Pense-t-on sérieusement qu'en réduisant à de la formation technique une formation déjà passablement technicisée par l'idéologie mécaniste des sacro-saintes données probantes transmises à coup de cours magistraux en ligne, on va résoudre le problème ?

Devenir enseignante, enseignant, éduquer, ce n'est certes pas si difficile,… sauf pendant les 30 premières années environ !

 

Enseigner avec son corollaire éduquer est un art et non une technique. Cela repose avant tout sur la qualité d'âme de celles et ceux qui s'y essaient, instruits d'une expérience acquise au cours des siècles par tous ceux qui les ont précédés et frottée aux réalités d'aujourd'hui au sein de collectifs offrant des espaces propices à l'analyse réflexive soutenant l'engagement à collaborer.

 

Pour éduquer, il faut prendre l'habitude d'une réflexion critique avec Comenius, Rousseau, Freire, etc., avec ses collègues et avec les Kevin et les Sabrina d'aujourd'hui. Il faut se forger une âme confiante dans l'humanité qui advient par la jeune génération. Une âme confiante, aimante et tout aussi exigeante. Pour cela il faut ressentir que l'on est porté par toute une société qui a confiance en ses enfants, qui les aime mais sans aveuglement, avec exigence, avec équité, qui sait qu'elle a des valeurs et des savoirs précieux à leur transmettre afin qu'ils puissent en faire l'inventaire critique nécessaire pour inventer leur monde de demain. Loin de tout psittacisme ou bourrage de crâne dicté par les thuriféraires de la donnée probante de laboratoire si éloignée des conditions authentiques de la vie éducative en chaque occasion variable, vivante, inventive et rétive à toute systématisation ou automatisme.

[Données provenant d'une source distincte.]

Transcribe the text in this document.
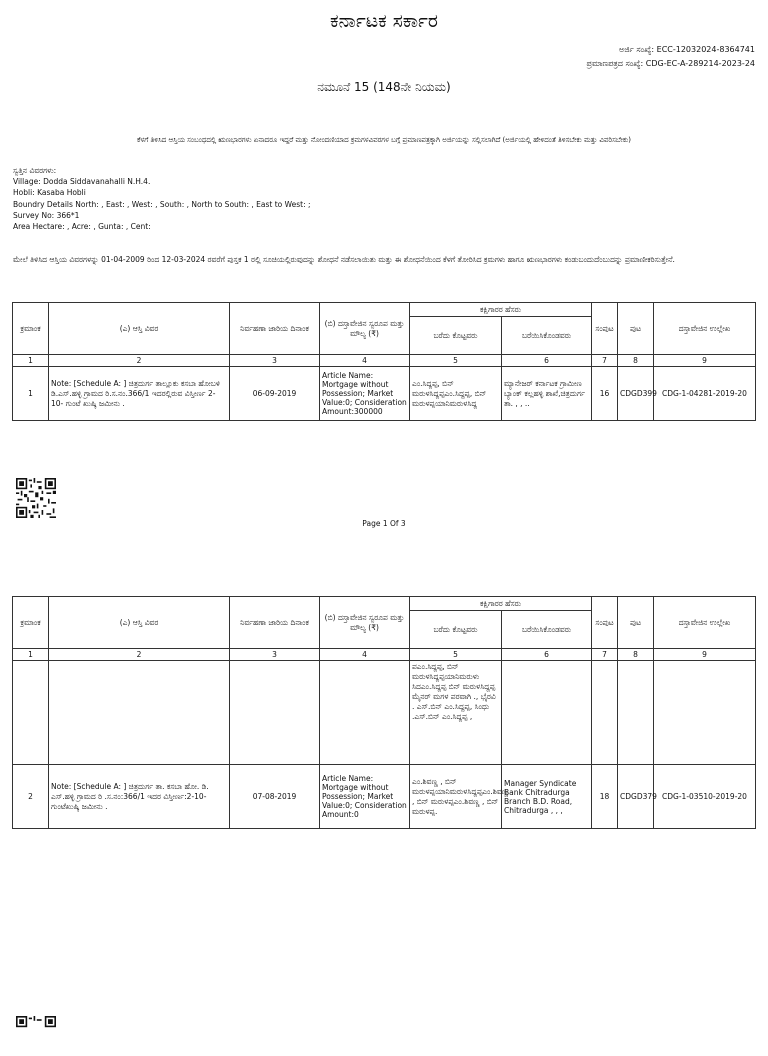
ಕರ್ನಾಟಕ ಸರ್ಕಾರ
ಅರ್ಜಿ ಸಂಖ್ಯೆ: ECC-12032024-8364741
ಪ್ರಮಾಣಪತ್ರದ ಸಂಖ್ಯೆ: CDG-EC-A-289214-2023-24
ನಮೂನೆ 15 (148ನೇ ನಿಯಮ)
ಕೆಳಗೆ ತಿಳಿಸಿದ ಆಸ್ತಿಯ ಸಂಬಂಧದಲ್ಲಿ ಋಣಭಾರಗಳು ಏನಾದರೂ ಇದ್ದರೆ ಮತ್ತು ನೋಂದಣಿಯಾದ ಕ್ರಮಗಳವಿವರಗಳ ಬಗ್ಗೆ ಪ್ರಮಾಣಪತ್ರಕ್ಕಾಗಿ ಅರ್ಜಿಯನ್ನು ಸಲ್ಲಿಸಲಾಗಿದೆ (ಅರ್ಜಿಯಲ್ಲಿ ಹೇಳಿದಂತೆ ತಿಳಿಸಬೇಕು ಮತ್ತು ವಿವರಿಸಬೇಕು)
ಸ್ವತ್ತಿನ ವಿವರಗಳು:
Village: Dodda Siddavanahalli N.H.4.
Hobli: Kasaba Hobli
Boundry Details North: , East: , West: , South: , North to South: , East to West: ;
Survey No: 366*1
Area Hectare: , Acre: , Gunta: , Cent:
ಮೇಲೆ ತಿಳಿಸಿದ ಆಸ್ತಿಯ ವಿವರಗಳನ್ನು 01-04-2009 ರಿಂದ 12-03-2024 ರವರೆಗೆ ಪುಸ್ತಕ 1 ರಲ್ಲಿ ಸೂಚಿಯಲ್ಲಿರುವುದನ್ನು ಶೋಧನೆ ನಡೆಸಲಾಯಿತು ಮತ್ತು ಈ ಶೋಧನೆಯಿಂದ ಕೆಳಗೆ ತೋರಿಸಿದ ಕ್ರಮಗಳು ಹಾಗೂ ಋಣಭಾರಗಳು ಕಂಡುಬಂದುದೆಂಬುದನ್ನು ಪ್ರಮಾಣೀಕರಿಸುತ್ತೇನೆ.
ಕ್ರಮಾಂಕ	(ಎ) ಆಸ್ತಿ ವಿವರ	ನಿರ್ವಹಣಾ ಜಾರಿಯ ದಿನಾಂಕ	(ಬಿ) ದಸ್ತಾವೇಜಿನ ಸ್ವರೂಪ ಮತ್ತು ಮೌಲ್ಯ (₹)	ಕಕ್ಷಿಗಾರರ ಹೆಸರು		ಸಂಪುಟ	ಪುಟ	ದಸ್ತಾವೇಜಿನ ಉಲ್ಲೇಖ
				ಬರೆದು ಕೊಟ್ಟವರು	ಬರೆಯಿಸಿಕೊಂಡವರು			
1	2	3	4	5	6	7	8	9
1	Note: [Schedule A: ] ಚಿತ್ರದುರ್ಗ ತಾಲ್ಲೂಕು ಕಸಬಾ ಹೋಬಳಿ ಡಿ.ಎಸ್.ಹಳ್ಳಿ ಗ್ರಾಮದ ರಿ.ಸ.ನಂ.366/1 ಇದರಲ್ಲಿರುವ ವಿಸ್ತೀರ್ಣ 2-10- ಗುಂಟೆ ಖುಷ್ಕಿ ಜಮೀನು .	06-09-2019	Article Name: Mortgage without Possession; Market Value:0; Consideration Amount:300000	ಎಂ.ಸಿದ್ದಪ್ಪ, ಬಿನ್ ಮರುಳಸಿದ್ದಪ್ಪಎಂ.ಸಿದ್ದಪ್ಪ, ಬಿನ್ ಮರುಳಪ್ಪಯಾನಿಮರುಳಸಿದ್ದ	ಮ್ಯಾನೇಜರ್ ಕರ್ನಾಟಕ ಗ್ರಾಮೀಣ ಬ್ಯಾಂಕ್ ಕಲ್ಲಹಳ್ಳಿ ಶಾಖೆ,ಚಿತ್ರದುರ್ಗ ತಾ. , , ..	16	CDGD399	CDG-1-04281-2019-20
Page 1 Of 3
ಕ್ರಮಾಂಕ	(ಎ) ಆಸ್ತಿ ವಿವರ	ನಿರ್ವಹಣಾ ಜಾರಿಯ ದಿನಾಂಕ	(ಬಿ) ದಸ್ತಾವೇಜಿನ ಸ್ವರೂಪ ಮತ್ತು ಮೌಲ್ಯ (₹)	ಕಕ್ಷಿಗಾರರ ಹೆಸರು		ಸಂಪುಟ	ಪುಟ	ದಸ್ತಾವೇಜಿನ ಉಲ್ಲೇಖ
				ಬರೆದು ಕೊಟ್ಟವರು	ಬರೆಯಿಸಿಕೊಂಡವರು			
1	2	3	4	5	6	7	8	9
				ಪಎಂ.ಸಿದ್ದಪ್ಪ, ಬಿನ್ ಮರುಳಸಿದ್ದಪ್ಪಯಾನಿಮರುಳು ಸಿದಎಂ.ಸಿದ್ದಪ್ಪ ಬಿನ್ ಮರುಳಸಿದ್ದಪ್ಪ ಮೈನರ್ ಮಗಳ ಪರವಾಗಿ ., ಭೈರವಿ . ಎಸ್.ಬಿನ್ ಎಂ.ಸಿದ್ದಪ್ಪ, ಸಿಂಧು .ಎಸ್.ಬಿನ್ ಎಂ.ಸಿದ್ದಪ್ಪ ,				
2	Note: [Schedule A: ] ಚಿತ್ರದುರ್ಗ ತಾ. ಕಸಬಾ ಹೋ. ಡಿ. ಎಸ್.ಹಳ್ಳಿ ಗ್ರಾಮದ ರಿ .ಸ.ನಂ:366/1 ಇದರ ವಿಸ್ತೀರ್ಣ:2-10-ಗುಂಟೆಖುಷ್ಕಿ ಜಮೀನು .	07-08-2019	Article Name: Mortgage without Possession; Market Value:0; Consideration Amount:0	ಎಂ.ಶಿವಣ್ಣ , ಬಿನ್ ಮರುಳಪ್ಪಯಾನಿಮರುಳಸಿದ್ದಪ್ಪಎಂ.ಶಿವಣ್ಣ , ಬಿನ್ ಮರುಳಪ್ಪಎಂ.ಶಿವಣ್ಣ , ಬಿನ್ ಮರುಳಪ್ಪ.	Manager Syndicate Bank Chitradurga Branch B.D. Road, Chitradurga , , ,	18	CDGD379	CDG-1-03510-2019-20
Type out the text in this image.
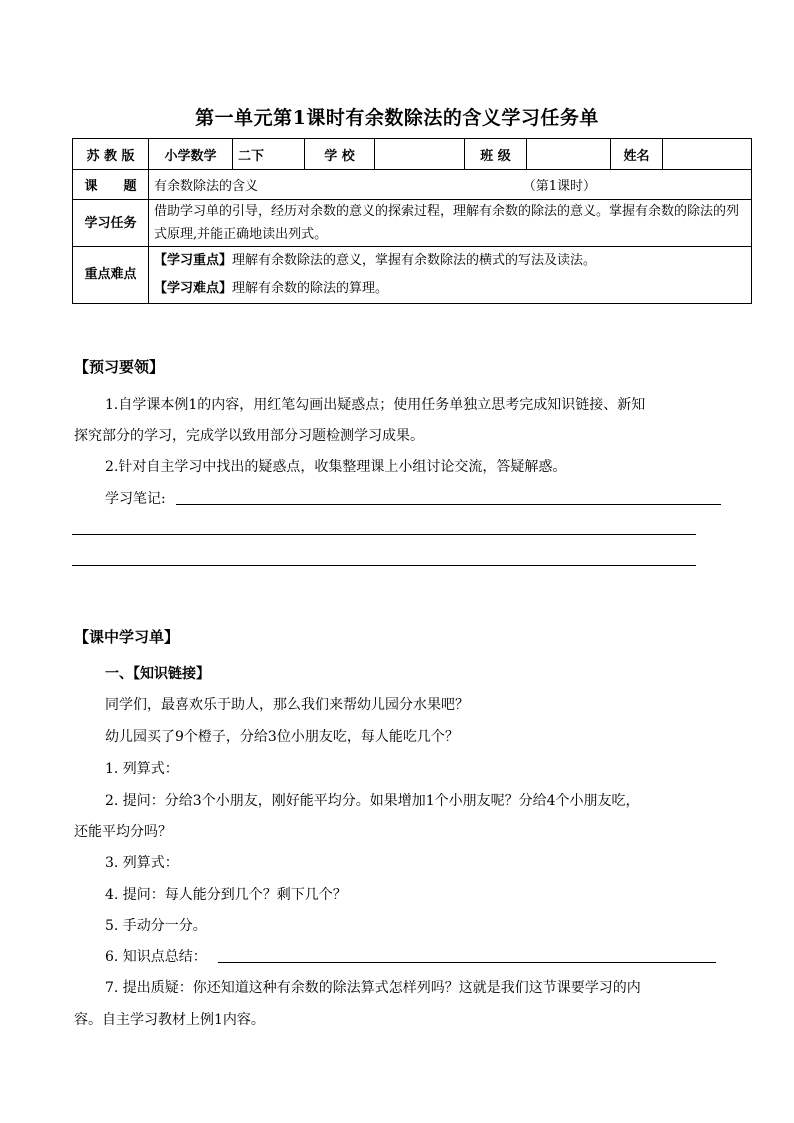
第一单元第1课时有余数除法的含义学习任务单
苏 教 版	小学数学	二下	学 校		班 级		姓名	
课　　题	有余数除法的含义 （第1课时）							

学习任务	借助学习单的引导，经历对余数的意义的探索过程，理解有余数的除法的意义。掌握有余数的除法的列式原理,并能正确地读出列式。							
重点难点	【学习重点】理解有余数除法的意义，掌握有余数除法的横式的写法及读法。
【学习难点】理解有余数的除法的算理。							
【预习要领】
1.自学课本例1的内容，用红笔勾画出疑惑点；使用任务单独立思考完成知识链接、新知
探究部分的学习，完成学以致用部分习题检测学习成果。
2.针对自主学习中找出的疑惑点，收集整理课上小组讨论交流，答疑解惑。
学习笔记:
【课中学习单】
一、【知识链接】
同学们，最喜欢乐于助人，那么我们来帮幼儿园分水果吧？
幼儿园买了9个橙子，分给3位小朋友吃，每人能吃几个？
1. 列算式：
2. 提问：分给3个小朋友，刚好能平均分。如果增加1个小朋友呢？分给4个小朋友吃，
还能平均分吗？
3. 列算式：
4. 提问：每人能分到几个？剩下几个？
5. 手动分一分。
6. 知识点总结：
7. 提出质疑：你还知道这种有余数的除法算式怎样列吗？这就是我们这节课要学习的内
容。自主学习教材上例1内容。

En éducation, l'éthique précède toute décision et toute autre raison. De l'éthique se déduisent tous les choix de ressources, d'organisation, de pédagogie et même de didactique. Alors, pour former des enseignantes et des enseignants, il faut leur indiquer qu'on a une haute idée de la noblesse de la tâche qui leur est confiée, il faut prendre le temps de prendre soin de leur âme, qu'en celle-ci se forme l'éthique et l'idée claire des visées de leur mission confiée avec clarté par la société; ensuite, il faut leur donner les outils propres à façonner leur art de faire: savoir observer, mobiliser, organiser, évaluer, soutenir, dans la diversité des situations et la diversité des allures d'apprentissage. Cela se réalise pour partie dans une formation initiale et pour partie dans un accompagnement de formation continue.

Un des malentendus vient du fait qu'on parle de "former les enseignantes et les enseignants" là où il faudrait d'abord parler de "se former". Pour devenir pédagogue, il importe plus de "se former" que "d'être formé". Responsabilité qui incombe à chacun. Devant les difficultés actuelles, il est vain et irresponsable de penser qu'en réduisant de moitié le temps de formation on résoudra le problème. On ne fait que l'augmenter en dévalorisant un peu plus la profession enseignante.